The fix is to remove the seam between application and infrastructure entirely. When new Topic("order-created") is a one-line declaration that compiles down to a real broker, with the IAM and the dead-letter queue and the subscription all wired by the framework based on what it can see in the typed code, the agent isn't making infrastructure decisions in isolation, because the infrastructure is downstream of the application code it's already looking at.

This is why I work at Encore, and I'll be upfront about that. The same order-created event is three lines:

TypeScript
export const orderCreated = new Topic<OrderCreatedEvent>("order-created", {
  deliveryGuarantee: "at-least-once",
});

The framework provisions the broker, generates the IAM scoped to the publishing service, wires the dead-letter queue, and the consuming subscriber gets type-checked against the topic shape at compile time.
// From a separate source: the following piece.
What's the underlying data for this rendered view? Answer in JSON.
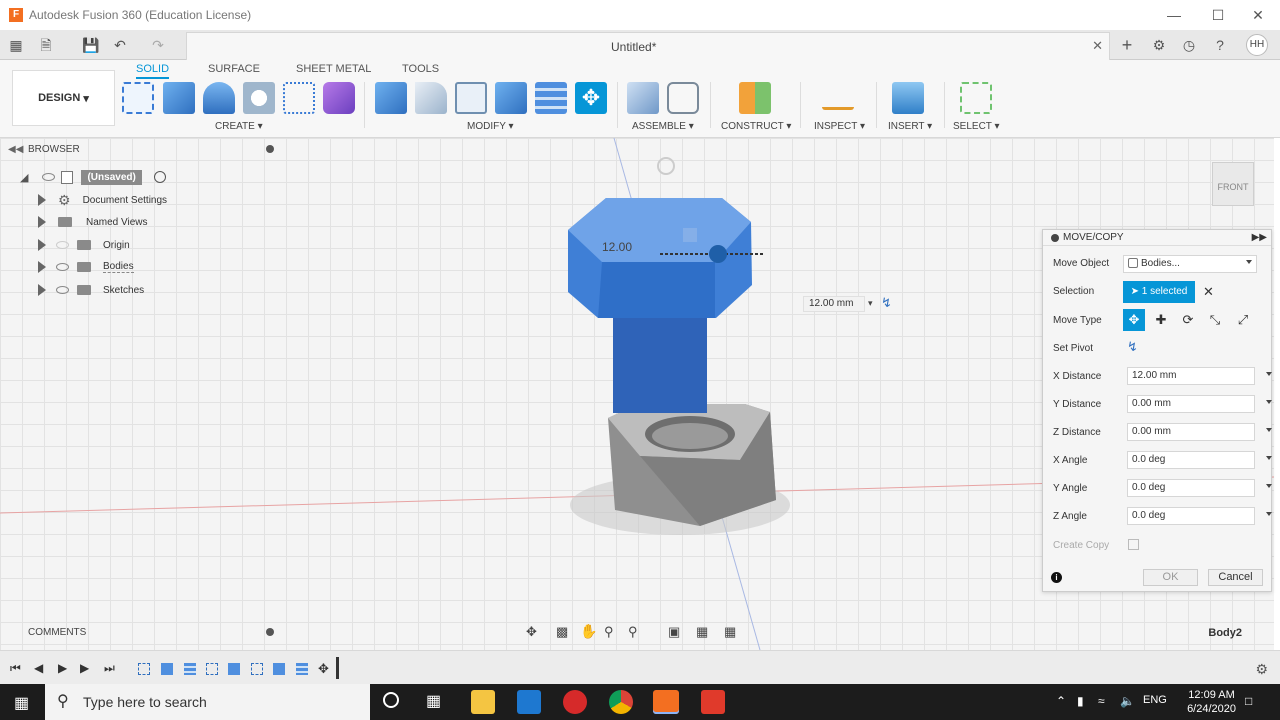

The PR is one TypeScript diff instead of a TypeScript diff plus fifty lines of HCL plus an IAM policy you have to audit by hand. The framework is doing the dangerous work, which means the agent can't get it wrong because the agent isn't the one doing it.

The same pattern covers the rest of what an agent would normally have to wire by hand. None of that work needs a separate repo or a separate review cycle, because all of it becomes a declaration in the application code that the framework compiles down. The defaults are sensible enough to ship without thinking about them, and when you do have a real reason to set the visibility timeout to 600 seconds or pin the database to a specific instance class, the override is one field on the declaration rather than a fresh block of HCL in a separate repo.
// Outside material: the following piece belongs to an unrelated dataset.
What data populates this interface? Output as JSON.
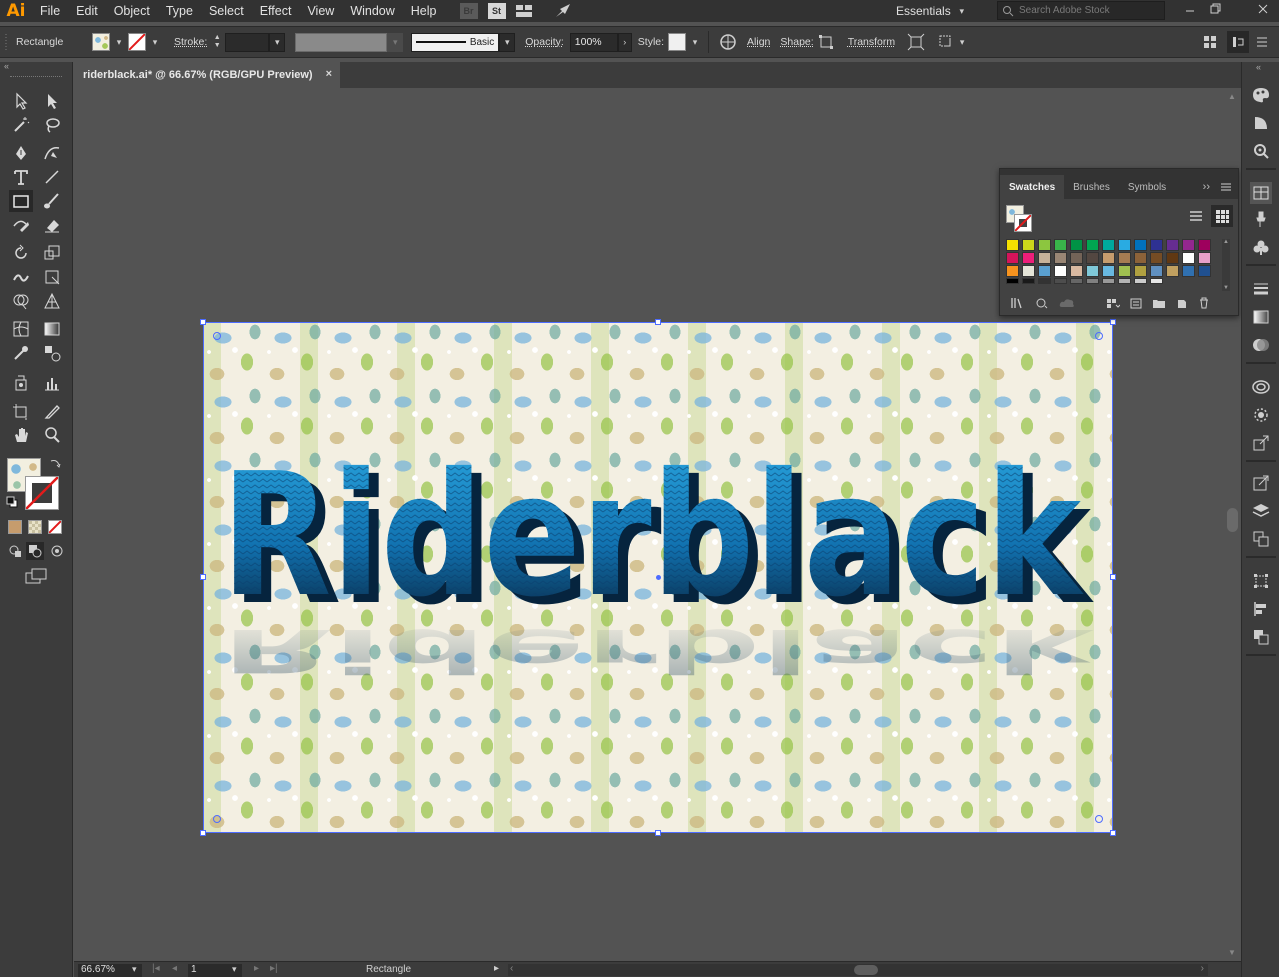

The vibe coding works when the framework around the agent is the thing making the dangerous decisions, and the agent is just expressing what the application needs. Pick a stack where the seam between app and infra is already removed, and the question of whether to vibe code your infrastructure stops being a question, because there isn't really any infrastructure left for the agent to vibe code. The agent is writing application code, and the cloud is downstream of that.